Durant la mise en place des régions, dans les années 80, l’État était archiprésent et c'est lui qui a conditionné le réseau urbain, la hiérarchie des villes. Montpellier a bénéficié de l’État, Nîmes ou Béziers non. C'est moins la politique régionale que la politique d’État qui débouche sur une hiérarchie fonctionnelle très affirmée, au profit de la capitale. Or, à présent en Occitanie, on a besoin de jouer sur les deux métropoles. Et puis l'enjeu pour cette région, sa réussite, passe par la façon dont elle va consolider les espaces de proximité. Par exemple si on est dans le secteur de la Montagne noire dans l'Aude, on doit avoir des liens avec le Tarn voisin. Mais pour l'instant ces liens on les sent mal, car l’État n'a rien fait pour les conforter. La question se pose dans d'autres endroits, comme entre l'Aveyron et la Lozère. Ces liens de proximité seront sûrement ce qui va « ossaturer » la région Occitanie. Et ils peuvent permettre de se passer de la métropole.
Les rôles des départements et des communautés de communes sont-ils plus importants dans un espace si grand ?

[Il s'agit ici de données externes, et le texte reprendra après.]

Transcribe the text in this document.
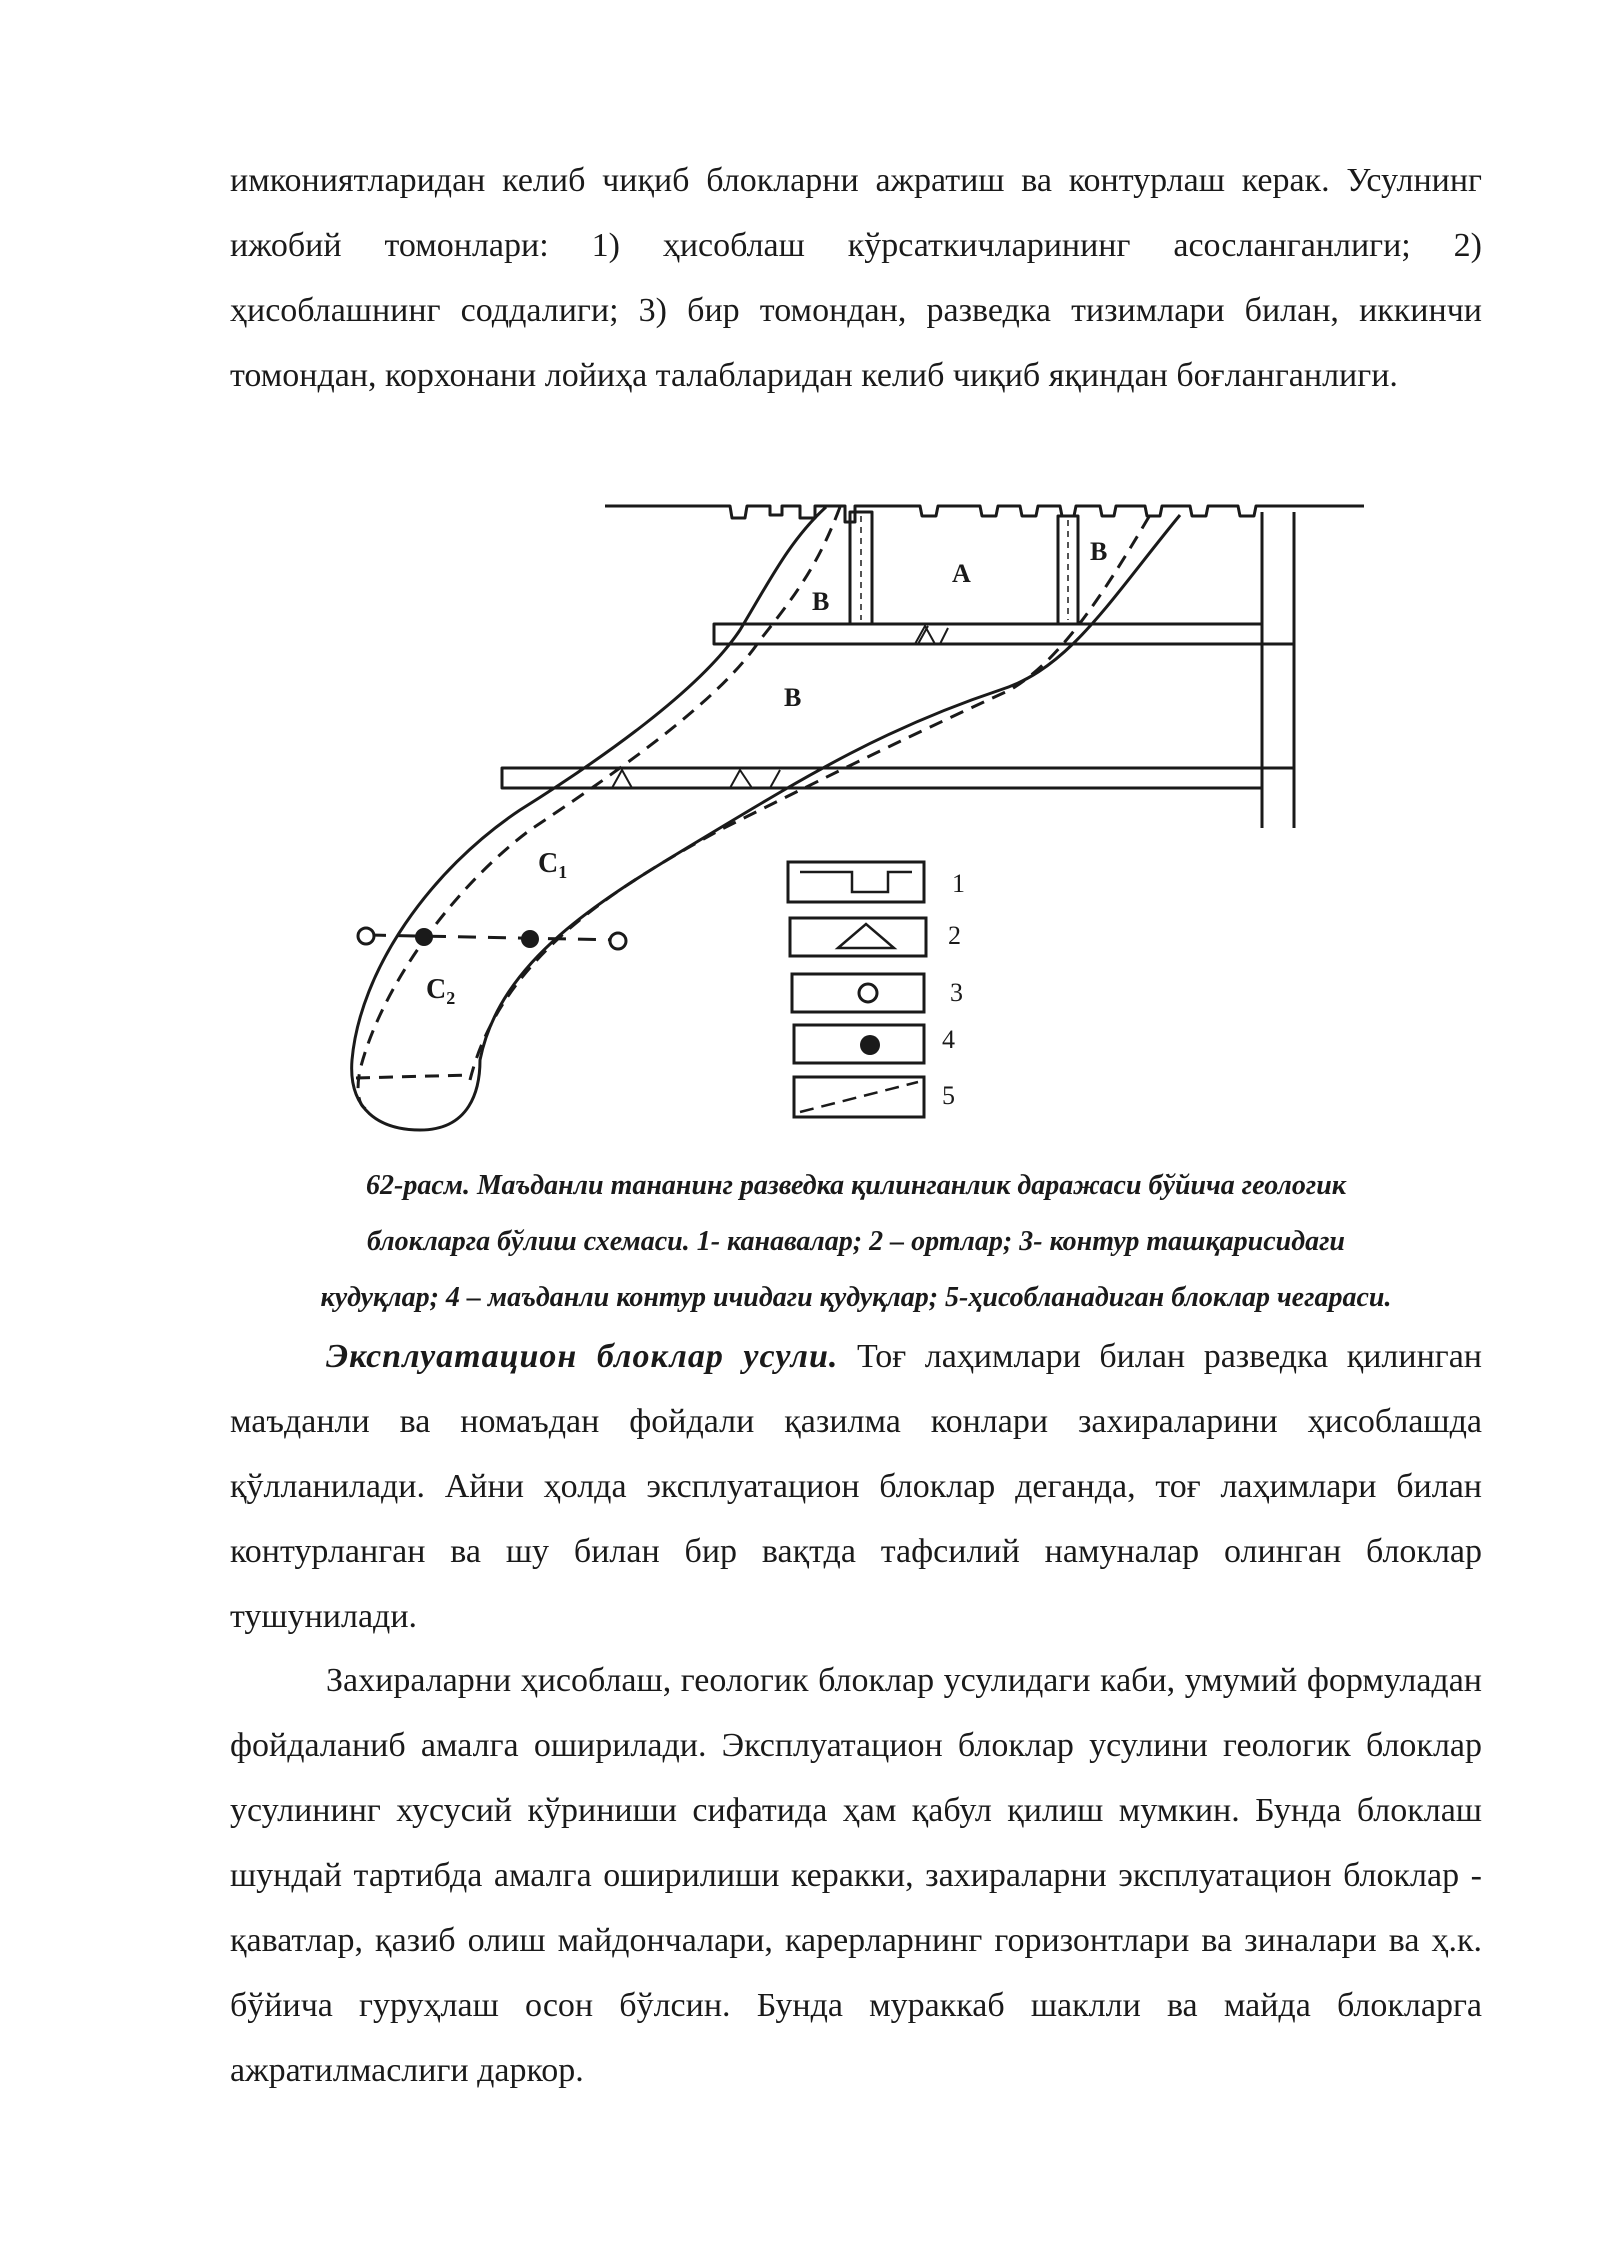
имкониятларидан келиб чиқиб блокларни ажратиш ва контурлаш керак. Усулнинг ижобий томонлари: 1) ҳисоблаш кўрсаткичларининг асосланганлиги; 2) ҳисоблашнинг соддалиги; 3) бир томондан, разведка тизимлари билан, иккинчи томондан, корхонани лойиҳа талабларидан келиб чиқиб яқиндан боғланганлиги.

A
B
B
B
$C_1$
$C_2$
1
2
3
4
5

62-расм. Маъданли тананинг разведка қилинганлик даражаси бўйича геологик

блокларга бўлиш схемаси. 1- канавалар; 2 – ортлар; 3- контур ташқарисидаги

кудуқлар; 4 – маъданли контур ичидаги қудуқлар; 5-ҳисобланадиган блоклар чегараси.

Эксплуатацион блоклар усули. Тоғ лаҳимлари билан разведка қилинган маъданли ва номаъдан фойдали қазилма конлари захираларини ҳисоблашда қўлланилади. Айни ҳолда эксплуатацион блоклар деганда, тоғ лаҳимлари билан контурланган ва шу билан бир вақтда тафсилий намуналар олинган блоклар тушунилади.

Захираларни ҳисоблаш, геологик блоклар усулидаги каби, умумий формуладан фойдаланиб амалга оширилади. Эксплуатацион блоклар усулини геологик блоклар усулининг хусусий кўриниши сифатида ҳам қабул қилиш мумкин. Бунда блоклаш шундай тартибда амалга оширилиши керакки, захираларни эксплуатацион блоклар - қаватлар, қазиб олиш майдончалари, карерларнинг горизонтлари ва зиналари ва ҳ.к. бўйича гуруҳлаш осон бўлсин. Бунда мураккаб шаклли ва майда блокларга ажратилмаслиги даркор.
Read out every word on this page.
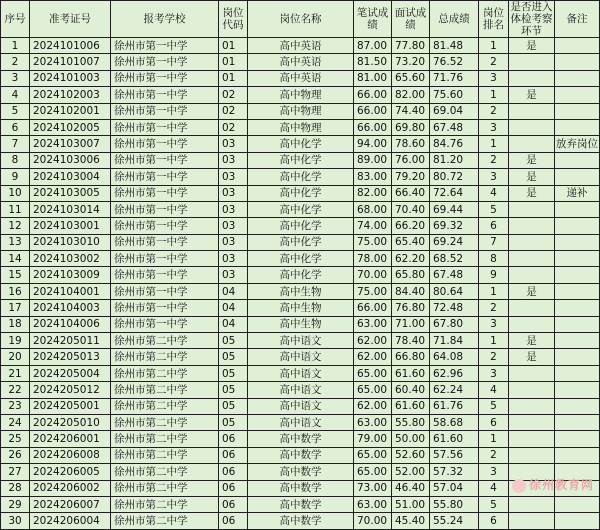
序号	准考证号	报考学校	岗位代码	岗位名称	笔试成绩	面试成绩	总成绩	岗位排名	是否进入体检考察环节	备注
1	2024101006	徐州市第一中学	01	高中英语	87.00	77.80	81.48	1	是	
2	2024101007	徐州市第一中学	01	高中英语	81.50	73.20	76.52	2		
3	2024101003	徐州市第一中学	01	高中英语	81.00	65.60	71.76	3		
4	2024102003	徐州市第一中学	02	高中物理	66.00	82.00	75.60	1	是	
5	2024102001	徐州市第一中学	02	高中物理	66.00	74.40	69.04	2		
6	2024102005	徐州市第一中学	02	高中物理	66.00	69.80	67.48	3		
7	2024103007	徐州市第一中学	03	高中化学	94.00	78.60	84.76	1		放弃岗位
8	2024103006	徐州市第一中学	03	高中化学	89.00	76.00	81.20	2	是	
9	2024103004	徐州市第一中学	03	高中化学	83.00	79.20	80.72	3	是	
10	2024103005	徐州市第一中学	03	高中化学	82.00	66.40	72.64	4	是	递补
11	2024103014	徐州市第一中学	03	高中化学	68.00	70.40	69.44	5		
12	2024103001	徐州市第一中学	03	高中化学	74.00	66.20	69.32	6		
13	2024103010	徐州市第一中学	03	高中化学	75.00	65.40	69.24	7		
14	2024103002	徐州市第一中学	03	高中化学	78.00	62.20	68.52	8		
15	2024103009	徐州市第一中学	03	高中化学	70.00	65.80	67.48	9		
16	2024104001	徐州市第一中学	04	高中生物	75.00	84.40	80.64	1	是	
17	2024104003	徐州市第一中学	04	高中生物	66.00	76.80	72.48	2		
18	2024104006	徐州市第一中学	04	高中生物	63.00	71.00	67.80	3		
19	2024205011	徐州市第二中学	05	高中语文	62.00	78.40	71.84	1	是	
20	2024205013	徐州市第二中学	05	高中语文	62.00	66.80	64.08	2	是	
21	2024205004	徐州市第二中学	05	高中语文	65.00	61.60	62.96	3		
22	2024205012	徐州市第二中学	05	高中语文	65.00	60.40	62.24	4		
23	2024205001	徐州市第二中学	05	高中语文	62.00	61.60	61.76	5		
24	2024205010	徐州市第二中学	05	高中语文	63.00	55.80	58.68	6		
25	2024206001	徐州市第二中学	06	高中数学	79.00	50.00	61.60	1		
26	2024206008	徐州市第二中学	06	高中数学	65.00	52.60	57.56	2		
27	2024206005	徐州市第二中学	06	高中数学	65.00	52.00	57.32	3		
28	2024206002	徐州市第二中学	06	高中数学	73.00	46.40	57.04	4		
29	2024206007	徐州市第二中学	06	高中数学	63.00	51.00	55.80	5		
30	2024206004	徐州市第二中学	06	高中数学	70.00	45.40	55.24	6			徐州教育网
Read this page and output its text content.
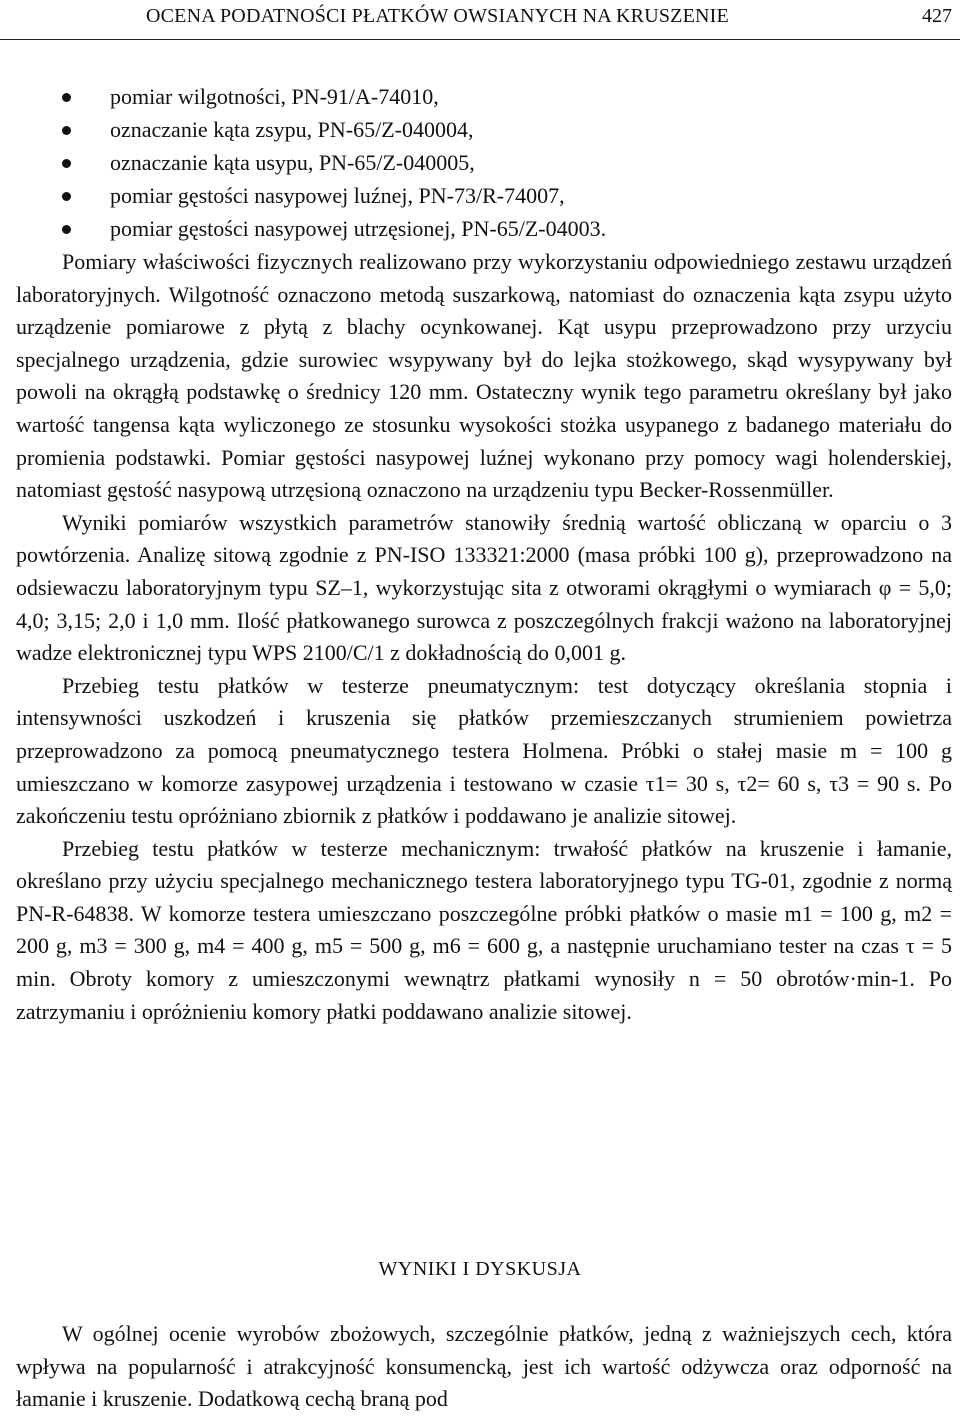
OCENA PODATNOŚCI PŁATKÓW OWSIANYCH NA KRUSZENIE	427
pomiar wilgotności, PN-91/A-74010,
oznaczanie kąta zsypu, PN-65/Z-040004,
oznaczanie kąta usypu, PN-65/Z-040005,
pomiar gęstości nasypowej luźnej, PN-73/R-74007,
pomiar gęstości nasypowej utrzęsionej, PN-65/Z-04003.

Pomiary właściwości fizycznych realizowano przy wykorzystaniu odpowiedniego zestawu urządzeń laboratoryjnych. Wilgotność oznaczono metodą suszarkową, natomiast do oznaczenia kąta zsypu użyto urządzenie pomiarowe z płytą z blachy ocynkowanej. Kąt usypu przeprowadzono przy urzyciu specjalnego urządzenia, gdzie surowiec wsypywany był do lejka stożkowego, skąd wysypywany był powoli na okrągłą podstawkę o średnicy 120 mm. Ostateczny wynik tego parametru określany był jako wartość tangensa kąta wyliczonego ze stosunku wysokości stożka usypanego z badanego materiału do promienia podstawki. Pomiar gęstości nasypowej luźnej wykonano przy pomocy wagi holenderskiej, natomiast gęstość nasypową utrzęsioną oznaczono na urządzeniu typu Becker-Rossenmüller.

Wyniki pomiarów wszystkich parametrów stanowiły średnią wartość obliczaną w oparciu o 3 powtórzenia. Analizę sitową zgodnie z PN-ISO 133321:2000 (masa próbki 100 g), przeprowadzono na odsiewaczu laboratoryjnym typu SZ–1, wykorzystując sita z otworami okrągłymi o wymiarach φ = 5,0; 4,0; 3,15; 2,0 i 1,0 mm. Ilość płatkowanego surowca z poszczególnych frakcji ważono na laboratoryjnej wadze elektronicznej typu WPS 2100/C/1 z dokładnością do 0,001 g.

Przebieg testu płatków w testerze pneumatycznym: test dotyczący określania stopnia i intensywności uszkodzeń i kruszenia się płatków przemieszczanych strumieniem powietrza przeprowadzono za pomocą pneumatycznego testera Holmena. Próbki o stałej masie m = 100 g umieszczano w komorze zasypowej urządzenia i testowano w czasie τ1= 30 s, τ2= 60 s, τ3 = 90 s. Po zakończeniu testu opróżniano zbiornik z płatków i poddawano je analizie sitowej.

Przebieg testu płatków w testerze mechanicznym: trwałość płatków na kruszenie i łamanie, określano przy użyciu specjalnego mechanicznego testera laboratoryjnego typu TG-01, zgodnie z normą PN-R-64838. W komorze testera umieszczano poszczególne próbki płatków o masie m1 = 100 g, m2 = 200 g, m3 = 300 g, m4 = 400 g, m5 = 500 g, m6 = 600 g, a następnie uruchamiano tester na czas τ = 5 min. Obroty komory z umieszczonymi wewnątrz płatkami wynosiły n = 50 obrotów·min-1. Po zatrzymaniu i opróżnieniu komory płatki poddawano analizie sitowej.

WYNIKI I DYSKUSJA

W ogólnej ocenie wyrobów zbożowych, szczególnie płatków, jedną z ważniejszych cech, która wpływa na popularność i atrakcyjność konsumencką, jest ich wartość odżywcza oraz odporność na łamanie i kruszenie. Dodatkową cechą braną pod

La région doit mettre en oeuvre une réflexion sur le territoire, pour faire des cadres plus pertinents avec les proximités qui existent par le travail, le lieu de vie. Les départements sont un cadre issu de l'histoire, les intercommunalités sont un cadre issu de la vie quotidienne. Donc, les départements ne doivent pas être un blocage à un changement de cadre de vie. Ceci dit, ils ont pris de l'importance dans la grande région, c'est là que se provoque la gestion de proximité pour l'économie, à travers les chambres de commerce, d'agriculture... Mais c'est à la région de faire la synthèse pour qu'il y ait une harmonie dans ce territoire gigantesque.
Avant la fusion, Midi-Pyrénées avait un taux de chômage correspondant à la moyenne nationale et un tissu industriel fort, alors que le Languedoc-Roussillon, sans grande industrie, avait un chômage très haut. Existe-t-il toujours deux régions différentes au sein de l'Occitanie ?
Les forces ne sont pas les mêmes. Si on juge sur les critères habituels de dynamique économique, le morceau toulousain a l'avantage. Mais le contraste est moins saisissant si on considère ce qui sera demain le référent économique d'un espace géographique. Montpellier et l'espace languedocien sont un territoire de potentiel. Je reprendrais la formule de Jean Viard sur le tourisme et la culture, qui sont « des stimulants, de puissants aphrodisiaques pour donner le désir de la ville ». Dans l'organisation des territoires de demain, il faudra tenir compte de ce désir d'être en des lieux précis. C'est aussi ce qui renouvelle l'attirance des campagnes, on l'a vu de manière très nette avec la crise du covid : le désir de campagne a été un stimulant à l'implantation localisée. Mais le désir de campagne et le désir de ville sont complémentaires, car la proximité des services urbains est un élément moteur. Ça ne me convient pas de faire x kilomètres pour trouver un musée, un théâtre ou un équipement sportif. Or, en Languedoc-Roussillon, où l'urbanisation est linéaire, il y a toujours une proximité urbaine. Il y a 8 agglomérations de plus de 100 000 habitants, contre 3 seulement en Midi-Pyrénées. Le modèle d’hyper concentration à Toulouse doit évoluer. Il faut sortir du schéma tentaculaire, distribuer sur les villes et ainsi renverser la stratégie étatique centralisatrice.
Pour faire de cette région une vraie entité, ne manque-t-il pas des infrastructures de transport ?
Ce n'est pas pour rien que dès le début du mandat la question du ferroviaire a été lancée. Mais l’État a décidé de relier Toulouse à Bordeaux par la LGV. La liaison Montpellier-Toulouse justifierait un investissement lourd, mais qui peut le faire ? Car en passant par Sète, Agde, Béziers, Narbonne, Carcassonne, Castelnaudary, c'est un axe majeur : avec des réseaux secondaires qui retombent sur cet espace, ce sont les ¾ de la population régionale ! On sait maintenant qu'il n'y aura rien avant 2030, mais c'est une revendication à porter.